Letters to the Editor

Letter: A different perspective on health care

Bob Lacher wrote a letter that appeared here on April 20 about our broken health care system and how being a rational consumer lowers cost. I agree that being a rational consumer is great when you have the option, but in many cases, health care is not like any other service. Health emergencies can strike fast and without you having any choice in the matter. Imagine your house is on fire and, as a rational consumer, you start calling fire agencies, comparing services, getting quotes from agents. You are quoted $56 a minute, $660 a minute, free if you live in a certain place: It looks like you have options. Meanwhile, your house has burned down. Now imagine trying to do this while unconscious in the back of an ambulance rushing toward crippling debt.

I have worked in the emergency room, and while we save many lives, we destroy them financially. I agree that the health care system is broken, but I suspect Mr. Lacher and I have different solutions to the problem. I am on Obamacare and would like it to go further. Even with my plan, I must shop around, for if I go to the wrong provider, my cost would be more than I earn in a year. I agree that the price of health care is inflated because it is often obscured by paying indirectly through public or private insurance. Health care services partly overcharge those who can pay to cover those who cannot, perhaps having a guaranteed payer as most advanced, affluent countries have would reduce these costs through the efficiency of certainty.

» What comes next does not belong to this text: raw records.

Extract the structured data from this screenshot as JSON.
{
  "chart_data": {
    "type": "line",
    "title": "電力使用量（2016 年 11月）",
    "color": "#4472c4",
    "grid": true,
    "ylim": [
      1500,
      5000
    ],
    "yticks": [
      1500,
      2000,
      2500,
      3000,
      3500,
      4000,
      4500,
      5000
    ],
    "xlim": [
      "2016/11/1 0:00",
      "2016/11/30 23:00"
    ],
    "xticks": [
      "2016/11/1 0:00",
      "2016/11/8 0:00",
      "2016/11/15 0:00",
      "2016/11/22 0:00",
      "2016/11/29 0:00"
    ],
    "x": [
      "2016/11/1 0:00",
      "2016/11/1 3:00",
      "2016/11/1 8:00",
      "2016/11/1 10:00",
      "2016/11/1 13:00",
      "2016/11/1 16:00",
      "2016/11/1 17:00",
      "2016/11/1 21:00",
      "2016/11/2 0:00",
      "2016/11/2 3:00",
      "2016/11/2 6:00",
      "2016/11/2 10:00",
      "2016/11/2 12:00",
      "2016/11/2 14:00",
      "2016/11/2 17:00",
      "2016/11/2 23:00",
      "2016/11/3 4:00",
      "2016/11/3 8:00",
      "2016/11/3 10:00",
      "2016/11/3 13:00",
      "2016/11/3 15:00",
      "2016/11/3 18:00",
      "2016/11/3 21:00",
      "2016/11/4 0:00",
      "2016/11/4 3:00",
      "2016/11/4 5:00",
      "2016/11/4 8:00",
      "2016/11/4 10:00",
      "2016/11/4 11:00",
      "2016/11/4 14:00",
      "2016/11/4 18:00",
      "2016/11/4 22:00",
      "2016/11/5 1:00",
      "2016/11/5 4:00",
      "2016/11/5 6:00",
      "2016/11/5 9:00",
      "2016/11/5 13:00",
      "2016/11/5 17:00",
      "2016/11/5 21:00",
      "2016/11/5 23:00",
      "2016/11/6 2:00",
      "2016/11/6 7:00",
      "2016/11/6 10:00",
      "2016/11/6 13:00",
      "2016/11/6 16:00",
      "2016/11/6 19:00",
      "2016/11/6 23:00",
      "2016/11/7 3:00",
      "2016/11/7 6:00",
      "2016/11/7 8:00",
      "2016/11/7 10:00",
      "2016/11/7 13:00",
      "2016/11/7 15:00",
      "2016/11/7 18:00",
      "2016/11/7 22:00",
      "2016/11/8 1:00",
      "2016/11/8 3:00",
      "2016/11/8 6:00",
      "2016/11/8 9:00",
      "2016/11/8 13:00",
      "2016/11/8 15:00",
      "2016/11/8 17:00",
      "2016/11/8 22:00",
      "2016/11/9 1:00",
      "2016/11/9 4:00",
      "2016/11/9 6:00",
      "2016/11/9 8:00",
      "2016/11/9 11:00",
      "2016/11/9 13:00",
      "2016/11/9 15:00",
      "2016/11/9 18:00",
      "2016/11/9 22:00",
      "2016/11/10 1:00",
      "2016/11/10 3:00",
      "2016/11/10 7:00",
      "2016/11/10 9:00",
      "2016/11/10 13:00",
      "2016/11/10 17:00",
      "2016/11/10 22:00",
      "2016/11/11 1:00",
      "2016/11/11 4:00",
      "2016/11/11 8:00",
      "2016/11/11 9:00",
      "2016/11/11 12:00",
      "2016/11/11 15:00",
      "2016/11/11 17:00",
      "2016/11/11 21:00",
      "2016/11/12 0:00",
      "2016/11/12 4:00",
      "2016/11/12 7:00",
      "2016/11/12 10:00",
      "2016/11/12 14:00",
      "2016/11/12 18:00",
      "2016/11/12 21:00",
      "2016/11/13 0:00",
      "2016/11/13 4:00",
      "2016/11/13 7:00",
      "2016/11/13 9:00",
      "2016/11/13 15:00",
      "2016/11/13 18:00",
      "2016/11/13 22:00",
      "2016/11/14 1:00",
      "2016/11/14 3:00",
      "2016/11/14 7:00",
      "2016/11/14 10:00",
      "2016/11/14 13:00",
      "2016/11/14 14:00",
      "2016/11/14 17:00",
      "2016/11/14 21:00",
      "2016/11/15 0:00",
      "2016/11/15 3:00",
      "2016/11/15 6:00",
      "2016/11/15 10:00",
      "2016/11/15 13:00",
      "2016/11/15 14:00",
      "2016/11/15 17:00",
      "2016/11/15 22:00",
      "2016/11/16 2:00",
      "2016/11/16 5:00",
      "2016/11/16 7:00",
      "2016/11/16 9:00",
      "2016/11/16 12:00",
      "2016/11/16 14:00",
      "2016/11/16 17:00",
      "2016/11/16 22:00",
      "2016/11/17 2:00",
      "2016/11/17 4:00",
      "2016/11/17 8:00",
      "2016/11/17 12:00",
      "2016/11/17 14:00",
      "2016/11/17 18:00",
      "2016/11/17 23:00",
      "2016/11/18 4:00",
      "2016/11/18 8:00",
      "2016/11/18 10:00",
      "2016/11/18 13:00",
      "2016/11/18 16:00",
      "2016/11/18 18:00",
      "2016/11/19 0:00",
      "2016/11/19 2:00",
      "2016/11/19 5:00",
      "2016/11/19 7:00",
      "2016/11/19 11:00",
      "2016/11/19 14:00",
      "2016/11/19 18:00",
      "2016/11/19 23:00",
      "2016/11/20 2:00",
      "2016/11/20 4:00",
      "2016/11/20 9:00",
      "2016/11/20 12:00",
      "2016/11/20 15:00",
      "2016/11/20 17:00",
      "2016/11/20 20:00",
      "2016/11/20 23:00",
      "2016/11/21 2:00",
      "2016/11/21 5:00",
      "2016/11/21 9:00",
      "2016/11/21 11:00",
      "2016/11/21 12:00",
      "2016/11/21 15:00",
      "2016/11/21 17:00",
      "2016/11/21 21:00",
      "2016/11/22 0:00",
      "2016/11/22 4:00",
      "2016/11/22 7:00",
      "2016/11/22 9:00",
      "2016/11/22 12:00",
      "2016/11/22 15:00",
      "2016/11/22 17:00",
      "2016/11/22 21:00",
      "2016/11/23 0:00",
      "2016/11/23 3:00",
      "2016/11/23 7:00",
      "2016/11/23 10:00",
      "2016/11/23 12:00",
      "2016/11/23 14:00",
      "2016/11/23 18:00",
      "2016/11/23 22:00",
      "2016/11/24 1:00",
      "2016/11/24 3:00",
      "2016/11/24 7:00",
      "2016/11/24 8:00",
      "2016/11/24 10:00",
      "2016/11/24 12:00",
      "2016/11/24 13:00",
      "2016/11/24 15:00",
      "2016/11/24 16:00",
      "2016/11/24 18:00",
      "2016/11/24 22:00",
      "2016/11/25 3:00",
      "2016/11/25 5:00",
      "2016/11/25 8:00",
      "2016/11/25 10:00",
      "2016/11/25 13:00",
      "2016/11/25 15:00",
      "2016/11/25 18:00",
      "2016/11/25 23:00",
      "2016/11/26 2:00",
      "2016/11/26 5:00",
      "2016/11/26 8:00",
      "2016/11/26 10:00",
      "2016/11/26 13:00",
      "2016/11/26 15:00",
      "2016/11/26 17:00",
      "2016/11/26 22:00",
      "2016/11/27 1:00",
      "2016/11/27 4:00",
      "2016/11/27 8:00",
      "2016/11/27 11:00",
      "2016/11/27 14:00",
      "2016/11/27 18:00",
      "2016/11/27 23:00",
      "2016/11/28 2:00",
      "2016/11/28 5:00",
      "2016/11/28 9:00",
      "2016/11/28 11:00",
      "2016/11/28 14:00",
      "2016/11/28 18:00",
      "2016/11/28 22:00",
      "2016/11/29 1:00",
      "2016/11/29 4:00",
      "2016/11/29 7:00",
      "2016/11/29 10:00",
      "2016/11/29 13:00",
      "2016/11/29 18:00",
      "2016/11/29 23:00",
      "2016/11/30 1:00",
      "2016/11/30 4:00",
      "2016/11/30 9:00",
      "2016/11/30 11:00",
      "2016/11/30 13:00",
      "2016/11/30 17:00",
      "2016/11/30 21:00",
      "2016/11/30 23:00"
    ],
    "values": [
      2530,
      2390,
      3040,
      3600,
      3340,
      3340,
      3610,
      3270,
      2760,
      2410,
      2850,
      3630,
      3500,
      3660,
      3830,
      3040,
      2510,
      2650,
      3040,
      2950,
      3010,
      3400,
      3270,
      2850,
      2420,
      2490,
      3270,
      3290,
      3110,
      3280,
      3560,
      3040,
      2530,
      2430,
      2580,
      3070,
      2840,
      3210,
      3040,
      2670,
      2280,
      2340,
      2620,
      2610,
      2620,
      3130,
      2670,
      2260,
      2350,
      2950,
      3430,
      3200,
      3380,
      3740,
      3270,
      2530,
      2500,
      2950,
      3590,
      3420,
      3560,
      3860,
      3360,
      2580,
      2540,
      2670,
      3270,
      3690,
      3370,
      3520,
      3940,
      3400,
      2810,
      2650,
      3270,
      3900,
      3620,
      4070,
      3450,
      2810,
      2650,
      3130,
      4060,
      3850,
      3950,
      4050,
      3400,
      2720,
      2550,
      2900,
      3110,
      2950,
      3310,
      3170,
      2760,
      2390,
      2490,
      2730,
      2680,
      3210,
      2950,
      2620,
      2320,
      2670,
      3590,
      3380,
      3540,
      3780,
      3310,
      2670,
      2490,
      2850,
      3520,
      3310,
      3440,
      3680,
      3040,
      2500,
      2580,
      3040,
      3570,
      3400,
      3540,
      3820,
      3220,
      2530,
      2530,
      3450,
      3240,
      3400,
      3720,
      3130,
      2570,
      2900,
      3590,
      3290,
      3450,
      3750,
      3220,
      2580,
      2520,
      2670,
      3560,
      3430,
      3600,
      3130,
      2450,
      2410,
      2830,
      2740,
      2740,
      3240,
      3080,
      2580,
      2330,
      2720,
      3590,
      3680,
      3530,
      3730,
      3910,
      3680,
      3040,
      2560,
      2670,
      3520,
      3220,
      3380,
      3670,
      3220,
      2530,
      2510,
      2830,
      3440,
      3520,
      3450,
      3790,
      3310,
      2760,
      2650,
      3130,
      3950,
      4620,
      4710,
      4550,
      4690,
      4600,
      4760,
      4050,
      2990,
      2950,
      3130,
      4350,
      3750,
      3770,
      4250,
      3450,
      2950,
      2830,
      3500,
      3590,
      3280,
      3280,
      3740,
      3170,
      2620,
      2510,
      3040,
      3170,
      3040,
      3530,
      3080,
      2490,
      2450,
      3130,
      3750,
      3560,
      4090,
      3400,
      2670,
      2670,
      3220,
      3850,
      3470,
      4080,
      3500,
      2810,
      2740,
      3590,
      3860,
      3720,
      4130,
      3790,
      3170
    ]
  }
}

The administrative costs of private health insurance are around 15%, whereas Medicare has an administrative cost of 2%. That is substantial savings right there; add in the power to set prices of a single payer and this is how affluent, advanced countries halve their expenditure on health care relative to the United States. It is time we recognize that like the market for firefighting, supply and demand is majorly distorted in health care and it deserves to be a public right.